DataFrame.style = property(custom_style)

df = DataFrame([[1,2],[3,4]])
df.style

Screenshot 2022-12-15 at 23 08 46

Comment From: randolf-scholz

@attack68 Thanks for the reply. Here's what I still don't get: why doesn't style implement a setter method? It seems like a thing that you'd really like to have (as per my use-case, for example).

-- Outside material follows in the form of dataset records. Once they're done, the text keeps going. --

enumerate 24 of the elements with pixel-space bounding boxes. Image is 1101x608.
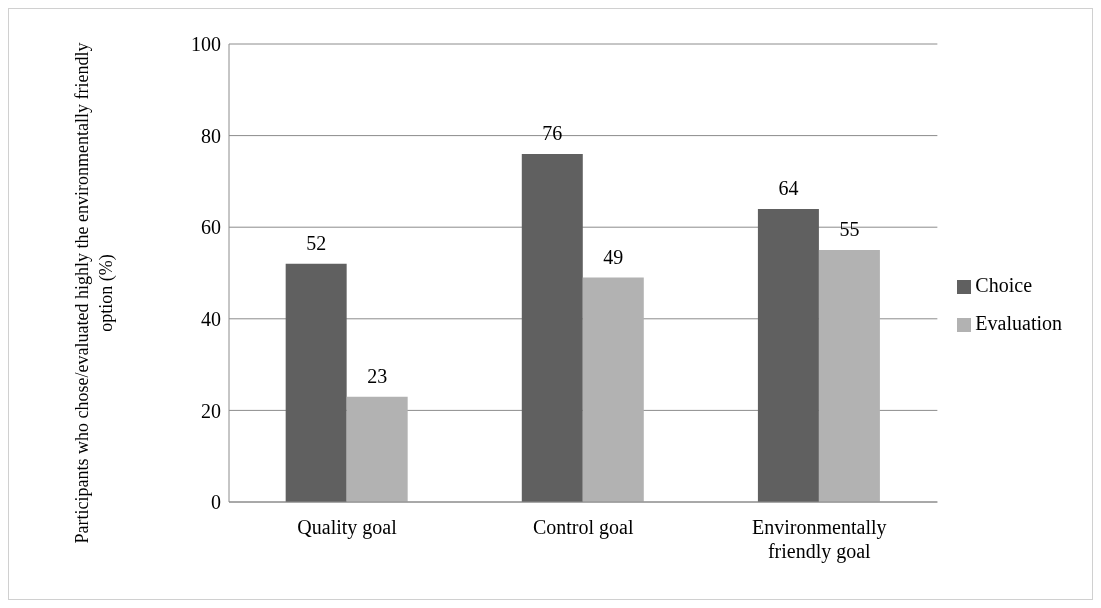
data-label: 64 [778,176,799,199]
x-tick-label: Environmentally friendly goal [752,516,887,563]
bar [582,277,644,502]
y-axis-title: Participants who chose/evaluated highly the environmentally friendly option (%) [72,42,117,544]
bar [285,263,347,502]
bar [521,153,583,502]
x-tick-label: Control goal [532,516,634,539]
y-tick-label: 40 [201,307,221,330]
data-label: 49 [603,245,624,268]
bar [818,250,880,502]
y-tick-label: 80 [201,124,221,147]
bar [346,396,408,502]
legend-label: Choice [975,274,1033,296]
data-label: 55 [839,218,860,241]
legend-label: Evaluation [975,312,1062,334]
data-label: 52 [306,231,327,254]
data-label: 76 [542,121,563,144]
y-tick-label: 20 [201,399,221,422]
x-tick-label: Quality goal [297,516,398,539]
y-tick-label: 60 [201,216,221,239]
y-tick-label: 0 [211,491,221,514]
y-tick-label: 100 [191,33,221,56]
data-label: 23 [367,364,388,387]
bar [757,208,819,502]
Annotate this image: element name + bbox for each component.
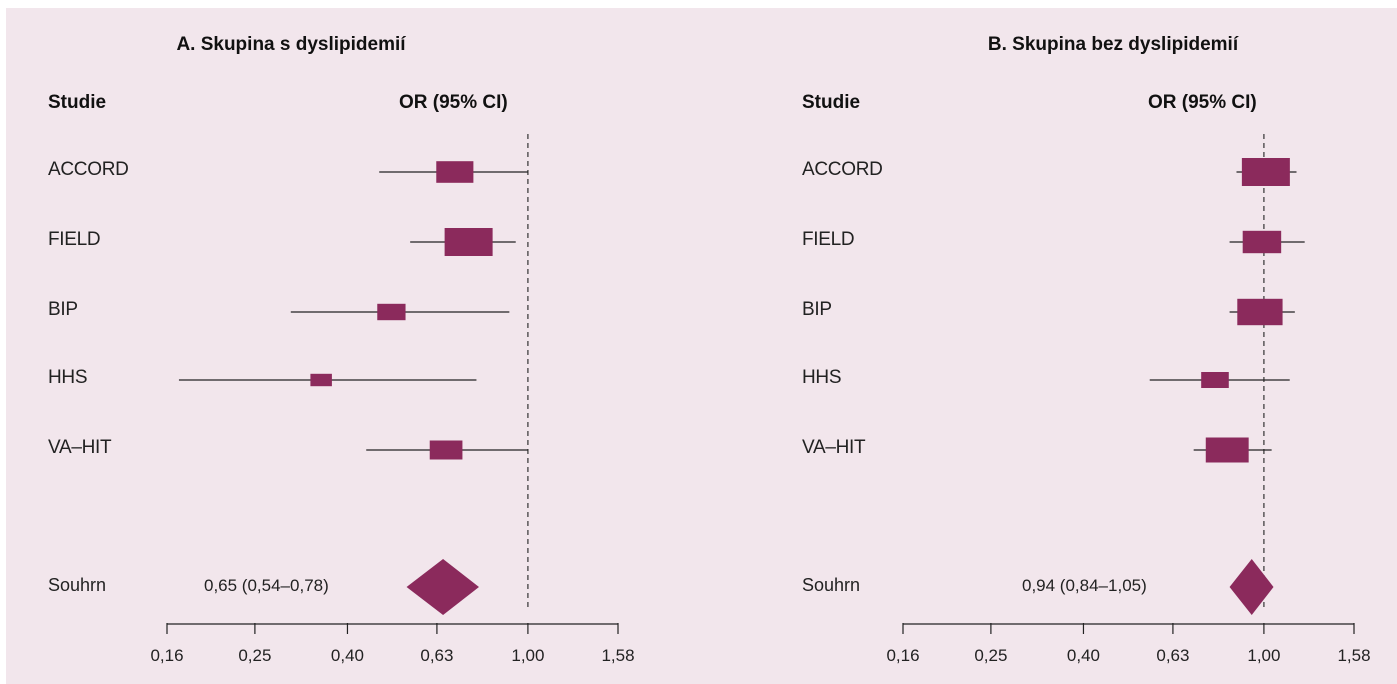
study-column-header: Studie xyxy=(802,92,861,113)
panel-a: A. Skupina s dyslipidemií Studie OR (95% C… xyxy=(6,8,701,684)
x-tick-label: 0,25 xyxy=(974,646,1007,665)
panel-title: B. Skupina bez dyslipidemií xyxy=(987,34,1239,55)
x-tick-label: 1,58 xyxy=(601,646,634,665)
study-estimate-box xyxy=(1237,298,1283,326)
forest-plot-area: 0,16 0,25 0,40 0,63 1,00 1,58 xyxy=(150,134,635,665)
x-tick-label: 1,58 xyxy=(1337,646,1370,665)
x-tick-label: 1,00 xyxy=(1247,646,1280,665)
study-label: FIELD xyxy=(802,229,855,250)
summary-label: Souhrn xyxy=(802,575,861,595)
x-tick-label: 0,16 xyxy=(150,646,183,665)
panel-b: B. Skupina bez dyslipidemií Studie OR (95%… xyxy=(756,8,1397,684)
summary-label: Souhrn xyxy=(48,575,107,595)
study-estimate-box xyxy=(436,161,474,183)
summary-diamond xyxy=(406,559,479,615)
study-estimate-box xyxy=(429,440,463,460)
study-column-header: Studie xyxy=(48,92,107,113)
study-label: VA–HIT xyxy=(48,437,112,458)
summary-value: 0,65 (0,54–0,78) xyxy=(204,576,329,595)
x-tick-label: 0,40 xyxy=(1067,646,1100,665)
study-label: HHS xyxy=(48,367,88,388)
forest-plot-figure: A. Skupina s dyslipidemií Studie OR (95% C… xyxy=(6,8,1397,684)
x-tick-label: 0,25 xyxy=(238,646,271,665)
summary-diamond xyxy=(1229,559,1274,615)
study-estimate-box xyxy=(1241,158,1290,186)
study-label: ACCORD xyxy=(802,159,883,180)
forest-plot-area: 0,16 0,25 0,40 0,63 1,00 1,58 xyxy=(886,134,1371,665)
study-label: VA–HIT xyxy=(802,437,866,458)
x-tick-label: 1,00 xyxy=(511,646,544,665)
study-estimate-box xyxy=(444,228,493,256)
or-column-header: OR (95% CI) xyxy=(1148,92,1257,113)
study-estimate-box xyxy=(377,303,406,321)
study-label: BIP xyxy=(802,299,832,320)
study-label: FIELD xyxy=(48,229,101,250)
study-label: HHS xyxy=(802,367,842,388)
or-column-header: OR (95% CI) xyxy=(399,92,508,113)
x-tick-label: 0,63 xyxy=(1156,646,1189,665)
study-label: ACCORD xyxy=(48,159,129,180)
study-label: BIP xyxy=(48,299,78,320)
panel-title: A. Skupina s dyslipidemií xyxy=(176,34,406,55)
x-tick-label: 0,40 xyxy=(331,646,364,665)
study-estimate-box xyxy=(1205,437,1249,463)
study-estimate-box xyxy=(1201,372,1229,388)
x-tick-label: 0,16 xyxy=(886,646,919,665)
x-tick-label: 0,63 xyxy=(420,646,453,665)
summary-value: 0,94 (0,84–1,05) xyxy=(1022,576,1147,595)
study-estimate-box xyxy=(310,373,332,387)
study-estimate-box xyxy=(1242,230,1282,254)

Your proposed solution changes the behaviour of the whole class, but I only want to change it for an instance. I had a look at the source code, and essentially we have:

    @property
    def style(self) -> Styler:
        return Styler(self)

What I wonder is couldn't we have instead:

    @property
    def style(self) -> Styler:
        if self._styler is None:
            return Styler(self)   # or possibly initialize self._styler = Styler(self) during __init__
        return self._styler

    @style.setter
    def style(self, styler: Styler) -> None:
        self._styler = styler

Comment From: attack68

That would be slightly confusing because the default is reactive to changes in the DataFrame:

df = DataFrame([[1,2],[3,4]])
df.style
df.iloc[0,0] = 100
df.style # <- is different to above

whilst your application using a setter

df = DataFrame([[1,2],[3,4]])
df.style = df.style
df.iloc[0,0] = 100
df.style # <- this styler has been set and no longer reacts to the DataFrame update.

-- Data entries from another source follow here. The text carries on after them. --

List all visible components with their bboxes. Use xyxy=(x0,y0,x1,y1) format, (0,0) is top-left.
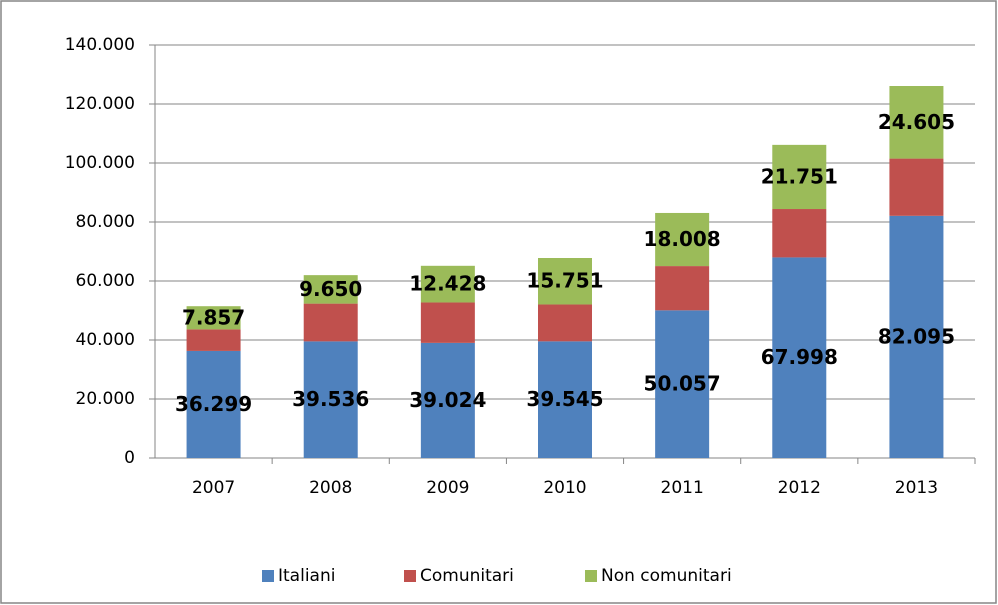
bar-segment xyxy=(655,310,710,458)
bar-segment xyxy=(420,342,475,458)
y-tick-label: 140.000 xyxy=(65,35,135,55)
x-tick-label: 2013 xyxy=(895,478,938,498)
bar-segment xyxy=(538,304,592,342)
y-tick-label: 0 xyxy=(124,448,135,468)
value-label: 39.545 xyxy=(526,387,603,411)
y-tick-label: 60.000 xyxy=(76,271,135,291)
bar-segment xyxy=(772,209,827,258)
bar-segment xyxy=(772,144,827,210)
value-label: 36.299 xyxy=(175,392,252,416)
bar-segment xyxy=(772,257,827,458)
value-label: 7.857 xyxy=(182,305,245,329)
legend-label: Comunitari xyxy=(420,566,514,586)
x-tick-label: 2011 xyxy=(661,478,704,498)
value-label: 9.650 xyxy=(299,277,362,301)
bar-segment xyxy=(538,258,592,305)
bar-segment xyxy=(420,302,475,343)
value-label: 18.008 xyxy=(644,227,721,251)
legend-swatch xyxy=(585,570,597,582)
value-label: 21.751 xyxy=(761,164,838,188)
bar-segment xyxy=(538,341,592,458)
bar-segment xyxy=(889,158,944,216)
y-tick-label: 80.000 xyxy=(76,212,135,232)
legend-swatch xyxy=(262,570,274,582)
bar-segment xyxy=(420,265,475,303)
value-label: 24.605 xyxy=(878,110,955,134)
value-label: 50.057 xyxy=(644,372,721,396)
x-tick-label: 2012 xyxy=(778,478,821,498)
bar-segment xyxy=(889,215,944,458)
bar-segment xyxy=(303,275,358,304)
y-tick-label: 40.000 xyxy=(76,330,135,350)
value-label: 82.095 xyxy=(878,324,955,348)
value-label: 39.536 xyxy=(292,387,369,411)
x-tick-label: 2008 xyxy=(309,478,352,498)
x-tick-label: 2009 xyxy=(426,478,469,498)
value-label: 39.024 xyxy=(409,388,486,412)
bar-segment xyxy=(303,303,358,342)
y-tick-label: 20.000 xyxy=(76,389,135,409)
bar-segment xyxy=(186,329,241,351)
value-label: 12.428 xyxy=(409,272,486,296)
legend-label: Non comunitari xyxy=(601,566,732,586)
legend-swatch xyxy=(404,570,416,582)
bar-segment xyxy=(303,341,358,458)
value-label: 15.751 xyxy=(526,269,603,293)
y-tick-label: 120.000 xyxy=(65,94,135,114)
bar-segment xyxy=(655,212,710,267)
legend-label: Italiani xyxy=(278,566,335,586)
bar-segment xyxy=(186,350,241,458)
value-label: 67.998 xyxy=(761,345,838,369)
bar-segment xyxy=(889,86,944,159)
y-tick-label: 100.000 xyxy=(65,153,135,173)
bar-segment xyxy=(186,306,241,330)
bar-segment xyxy=(655,266,710,311)
x-tick-label: 2007 xyxy=(192,478,235,498)
x-tick-label: 2010 xyxy=(543,478,586,498)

For indexing dataframes i.e. to get different cross sectional views you need to create different DataFrames which require different Styler objects so 'setting' it won't help there either. I don't really understand what you can't achieve or what you think will be easier.

You can also create a special instance that can be repeatedly used throughout the Notebook:

 from pandas import DataFrame

class MyDataFrame(DataFrame):

    @property
    def style(self):
        from pandas.io.formats.style import Styler
        return Styler(self).applymap(lambda x: "color: green; font-weight: bold;")

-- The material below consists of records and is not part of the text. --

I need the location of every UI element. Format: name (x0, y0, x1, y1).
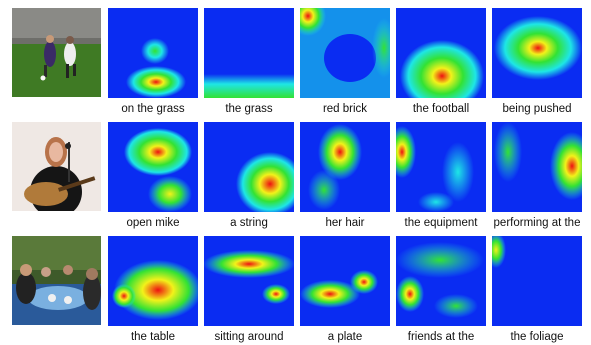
heatmap-row-2-col-4 (396, 122, 486, 212)
caption-row-3-col-1: the table (130, 331, 176, 343)
heatmap-row-3-col-4 (396, 236, 486, 326)
photo-row-2 (12, 122, 101, 211)
caption-row-2-col-3: her hair (325, 217, 365, 229)
heatmap-row-2-col-2 (204, 122, 294, 212)
caption-row-3-col-3: a plate (327, 331, 363, 343)
heatmap-row-3-col-2 (204, 236, 294, 326)
photo-row-1 (12, 8, 101, 97)
caption-row-2-col-2: a string (230, 217, 268, 229)
caption-row-3-col-4: friends at the (407, 331, 475, 343)
caption-row-1-col-1: on the grass (121, 103, 185, 115)
caption-row-3-col-5: the foliage (510, 331, 564, 343)
heatmap-row-1-col-2 (204, 8, 294, 98)
heatmap-row-2-col-1 (108, 122, 198, 212)
caption-row-2-col-5: performing at the (493, 217, 581, 229)
heatmap-row-1-col-5 (492, 8, 582, 98)
heatmap-row-3-col-5 (492, 236, 582, 326)
caption-row-2-col-4: the equipment (404, 217, 478, 229)
caption-row-1-col-5: being pushed (502, 103, 572, 115)
heatmap-row-3-col-3 (300, 236, 390, 326)
caption-row-3-col-2: sitting around (214, 331, 284, 343)
heatmap-row-2-col-5 (492, 122, 582, 212)
heatmap-row-3-col-1 (108, 236, 198, 326)
heatmap-row-1-col-4 (396, 8, 486, 98)
caption-row-2-col-1: open mike (126, 217, 180, 229)
photo-row-3 (12, 236, 101, 325)
caption-row-1-col-3: red brick (322, 103, 368, 115)
caption-row-1-col-2: the grass (225, 103, 273, 115)
heatmap-row-1-col-1 (108, 8, 198, 98)
heatmap-row-1-col-3 (300, 8, 390, 98)
caption-row-1-col-4: the football (412, 103, 470, 115)
heatmap-row-2-col-3 (300, 122, 390, 212)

df = MyDataFrame([[1,2],[3,4]])
df.style

Comment From: randolf-scholz

Oh, so the Styler classes do not lazily evaluate the data? They parse everything during Styler.__init__? Ok, I get it that would be a big blocker. I falsely assumed that the actual evaluation would happen during Styler.__repr__ or Styler.__str__, etc.

I don't really understand what you can't achieve or what you think will be easier.

Again, as per my example I have a class with an attached DataFrame.

class Model:
    VARIANTS: DataFrame

And I want a nice representation when the user accesses the attribute in a live-session (Jupyter)

Model.VARIANTS  # <-- should produce nicely formatted html

At the same time the DataFrame holds data like urls that get used by the class. So the attribute needs to be a DataFrame whereas for nice printing it seems I need the Styler object. This seems cumbersome and confusing to me. Again, I was under the apparently wrong impression that the DataFrame.style would overwrite DataFrame.__repr__ and DataFrame._repr_*_ methods.

This kind of feels like having to carry around the data and style for an excel table in two separate files.

Comment From: attack68

Oh, so the Styler classes do not lazily evaluate the data? They parse everything during Styler.__init__? Ok, I get it that would be a big blocker. I falsely assumed that the actual evaluation would happen during Styler.__repr__ or Styler.__str__, etc.

That is correct and with good reason, some of Stylers functionality is based on knowing the data when methods are run. Not all, but some, and therefore this creates this requirement, currently.